I run this blog through a multi-agent pipeline. Here's the security posture:

Network isolation

  • Gateway binds to localhost only
  • No public exposure of gateway ports
  • Separate VPN for admin access

Least privilege

  • Each agent gets only the tools it needs
  • No shared secrets between agents
  • Separate API keys for production vs. development

Monitoring

  • Log aggregation for all agent actions
  • Alerts for failed auth attempts
  • Regular vulnerability scans

Sandboxing

  • Agents run in separate processes
  • No direct shell access without explicit approval
  • Filesystem access restricted to specific directories

Patching

  • Automated security updates
  • Regular dependency audits
  • Monitoring for CVEs

This isn't special. It's basic infrastructure hygiene. But most OpenClaw deployments skip these steps.

The supply chain problem

Beyond the 1,800 exposed instances, there's another issue: community skills with malware.

A Cisco study found a significant percentage of community-created skills contained vulnerabilities or were outright malware designed to compromise your system.

This is the classic open-source security dilemma:

  • You want community contributions
  • You can't audit everything
  • Bad actors will try to exploit you

The mitigations:

  • Audit skills before installing
  • Run agents in isolated environments
  • Review skill code before granting capabilities
  • Use official skill marketplaces when possible

The responsibility stack

This isn't just on OpenClaw maintainers.
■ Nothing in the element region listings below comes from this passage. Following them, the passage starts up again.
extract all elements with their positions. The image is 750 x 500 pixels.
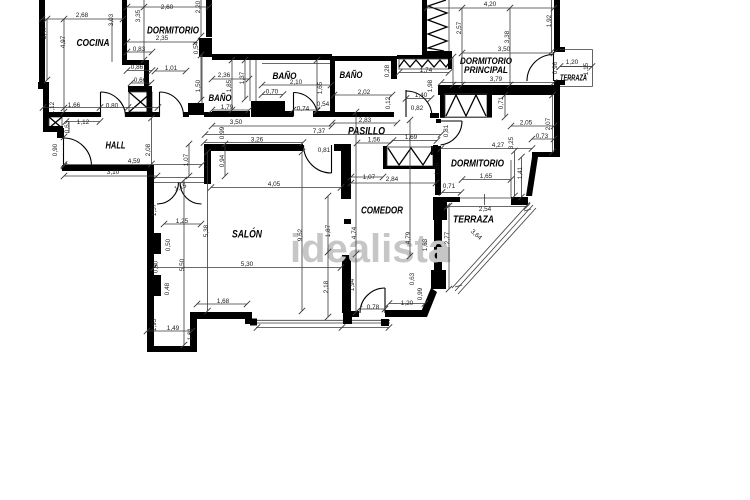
- svg-text:0,80: 0,80: [106, 103, 119, 110]
- svg-text:1,65: 1,65: [480, 173, 493, 180]
- svg-text:DORMITORIO: DORMITORIO: [451, 158, 504, 170]
- svg-text:0,81: 0,81: [443, 124, 450, 137]
- svg-text:7,37: 7,37: [313, 128, 326, 135]
- svg-text:0,28: 0,28: [384, 64, 391, 77]
- svg-text:0,94: 0,94: [219, 154, 226, 167]
- svg-text:2,60: 2,60: [161, 4, 174, 11]
- svg-text:0,71: 0,71: [498, 96, 505, 109]
- svg-text:0,54: 0,54: [317, 101, 330, 108]
- svg-text:2,36: 2,36: [218, 72, 231, 79]
- svg-text:COMEDOR: COMEDOR: [361, 205, 403, 217]
- svg-text:COCINA: COCINA: [77, 37, 110, 49]
- svg-text:2,77: 2,77: [444, 231, 451, 244]
- svg-text:0,83: 0,83: [133, 46, 146, 53]
- svg-text:BAÑO: BAÑO: [209, 93, 232, 104]
- svg-text:5,50: 5,50: [179, 258, 186, 271]
- svg-text:1,93: 1,93: [151, 318, 158, 331]
- svg-text:1,40: 1,40: [415, 92, 428, 99]
- svg-text:0,90: 0,90: [153, 260, 160, 273]
- svg-text:1,65: 1,65: [317, 81, 324, 94]
- svg-text:TERRAZA: TERRAZA: [453, 214, 494, 226]
- svg-text:0,71: 0,71: [443, 183, 456, 190]
- svg-text:1,94: 1,94: [349, 278, 356, 291]
- svg-text:0,50: 0,50: [165, 238, 172, 251]
- svg-text:2,35: 2,35: [156, 35, 169, 42]
- svg-text:0,90: 0,90: [52, 143, 59, 156]
- svg-text:0,99: 0,99: [417, 287, 424, 300]
- svg-text:0,74: 0,74: [297, 106, 310, 113]
- svg-text:0,12: 0,12: [385, 96, 392, 109]
- svg-text:0,63: 0,63: [409, 272, 416, 285]
- svg-text:3,10: 3,10: [107, 169, 120, 176]
- svg-text:2,10: 2,10: [290, 79, 303, 86]
- svg-text:2,07: 2,07: [545, 117, 552, 130]
- svg-text:1,20: 1,20: [401, 300, 414, 307]
- svg-text:1,63: 1,63: [422, 238, 429, 251]
- svg-text:4,59: 4,59: [128, 158, 141, 165]
- svg-text:1,98: 1,98: [427, 79, 434, 92]
- svg-text:1,50: 1,50: [195, 79, 202, 92]
- svg-text:0,66: 0,66: [134, 77, 147, 84]
- svg-text:2,54: 2,54: [479, 206, 492, 213]
- svg-text:0,81: 0,81: [318, 147, 331, 154]
- svg-text:1,66: 1,66: [68, 102, 81, 109]
- svg-text:3,35: 3,35: [135, 9, 142, 22]
- svg-text:4,79: 4,79: [405, 231, 412, 244]
- svg-text:3,79: 3,79: [490, 76, 503, 83]
- svg-text:4,05: 4,05: [268, 181, 281, 188]
- svg-text:4,20: 4,20: [484, 1, 497, 8]
- svg-text:0,63: 0,63: [64, 120, 71, 133]
- svg-text:2,18: 2,18: [323, 280, 330, 293]
- svg-text:1,12: 1,12: [77, 119, 90, 126]
- svg-text:1,07: 1,07: [363, 174, 376, 181]
- svg-text:0,86: 0,86: [131, 64, 144, 71]
- svg-text:1,01: 1,01: [187, 327, 194, 340]
- svg-text:1,68: 1,68: [217, 298, 230, 305]
- svg-text:1,92: 1,92: [546, 14, 553, 27]
- svg-text:9,62: 9,62: [297, 228, 304, 241]
- svg-text:1,20: 1,20: [566, 59, 579, 66]
- svg-text:3,50: 3,50: [230, 119, 243, 126]
- svg-text:2,20: 2,20: [195, 0, 202, 13]
- svg-text:0,73: 0,73: [536, 133, 549, 140]
- svg-text:1,74: 1,74: [420, 67, 433, 74]
- svg-text:0,82: 0,82: [411, 105, 424, 112]
- svg-text:2,83: 2,83: [359, 117, 372, 124]
- svg-text:0,99: 0,99: [219, 126, 226, 139]
- svg-text:1,69: 1,69: [405, 134, 418, 141]
- svg-text:1,49: 1,49: [167, 325, 180, 332]
- svg-text:1,07: 1,07: [183, 153, 190, 166]
- svg-text:0,70: 0,70: [266, 89, 279, 96]
- svg-text:2,02: 2,02: [358, 89, 371, 96]
- svg-text:2,84: 2,84: [386, 176, 399, 183]
- svg-text:2,05: 2,05: [520, 120, 533, 127]
- svg-text:1,79: 1,79: [221, 104, 234, 111]
- svg-text:0,48: 0,48: [164, 282, 171, 295]
- svg-text:0,78: 0,78: [367, 304, 380, 311]
- svg-text:4,27: 4,27: [492, 142, 505, 149]
- svg-text:4,74: 4,74: [351, 226, 358, 239]
- svg-text:1,57: 1,57: [151, 203, 158, 216]
- svg-text:1,41: 1,41: [517, 166, 524, 179]
- svg-text:1,12: 1,12: [49, 101, 56, 114]
- svg-text:1,58: 1,58: [434, 162, 441, 175]
- svg-text:BAÑO: BAÑO: [340, 70, 363, 81]
- svg-text:3,26: 3,26: [251, 137, 264, 144]
- svg-text:1,15: 1,15: [583, 62, 590, 75]
- svg-text:1,56: 1,56: [368, 137, 381, 144]
- svg-text:SALÓN: SALÓN: [232, 228, 263, 241]
- svg-text:3,25: 3,25: [508, 136, 515, 149]
- svg-text:1,87: 1,87: [325, 224, 332, 237]
- svg-text:1,25: 1,25: [176, 218, 189, 225]
- svg-text:2,08: 2,08: [145, 143, 152, 156]
- svg-text:3,50: 3,50: [498, 46, 511, 53]
- svg-text:1,85: 1,85: [226, 79, 233, 92]
- svg-text:3,38: 3,38: [504, 30, 511, 43]
- svg-text:5,38: 5,38: [203, 224, 210, 237]
- svg-text:HALL: HALL: [106, 140, 126, 152]
- svg-text:3,03: 3,03: [108, 13, 115, 26]
- svg-text:4,97: 4,97: [60, 35, 67, 48]
- svg-text:0,54: 0,54: [193, 41, 200, 54]
- svg-text:1,01: 1,01: [165, 65, 178, 72]
- svg-text:3,47: 3,47: [41, 26, 48, 39]
- svg-text:0,96: 0,96: [552, 61, 559, 74]
- svg-text:2,68: 2,68: [76, 12, 89, 19]
- svg-text:PRINCIPAL: PRINCIPAL: [464, 65, 508, 76]
- svg-text:5,30: 5,30: [241, 261, 254, 268]
- svg-text:2,57: 2,57: [456, 21, 463, 34]
- svg-text:1,37: 1,37: [239, 71, 246, 84]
Responsibility is shared:

OpenClaw maintainers:

  • Ship with secure defaults
  • Document security best practices
  • Respond quickly to vulnerabilities
  • Improve skill vetting

Users:

  • Understand what you're deploying
  • Follow security guides, not just install guides
  • Monitor for exposures
  • Patch promptly

Community:

  • Share security patterns
  • Report vulnerabilities responsibly
  • Create secure skill examples
  • Call out insecure practices

What needs to change

Short term

  • More prominent security documentation
  • Warning banners when detecting public exposure
  • Faster patch cycles for CVEs
  • Security audit of popular skills

Medium term

  • Secure-by-default configuration options
  • Built-in monitoring and alerting
  • Improved sandboxing primitives
  • Skill reputation system

Long term

  • Agent security certifications
  • Standardized security frameworks for agents
  • Better tooling for auditing agent configurations
  • Security education as first-class documentation

The real question

The 1,800 exposed instances aren't an OpenClaw problem. They're a reflection of how quickly people are adopting agent infrastructure without understanding the security implications.

As agents gain more capabilities—access to email, calendars, shell commands, financial accounts—the stakes rise. We're not just exposing chat logs anymore. We're exposing privileged access to our digital lives.

The question isn't "is OpenClaw secure?" The question is "are we treating agent deployments with the same care we'd apply to any other privileged service?"

If the answer is no, we have work to do.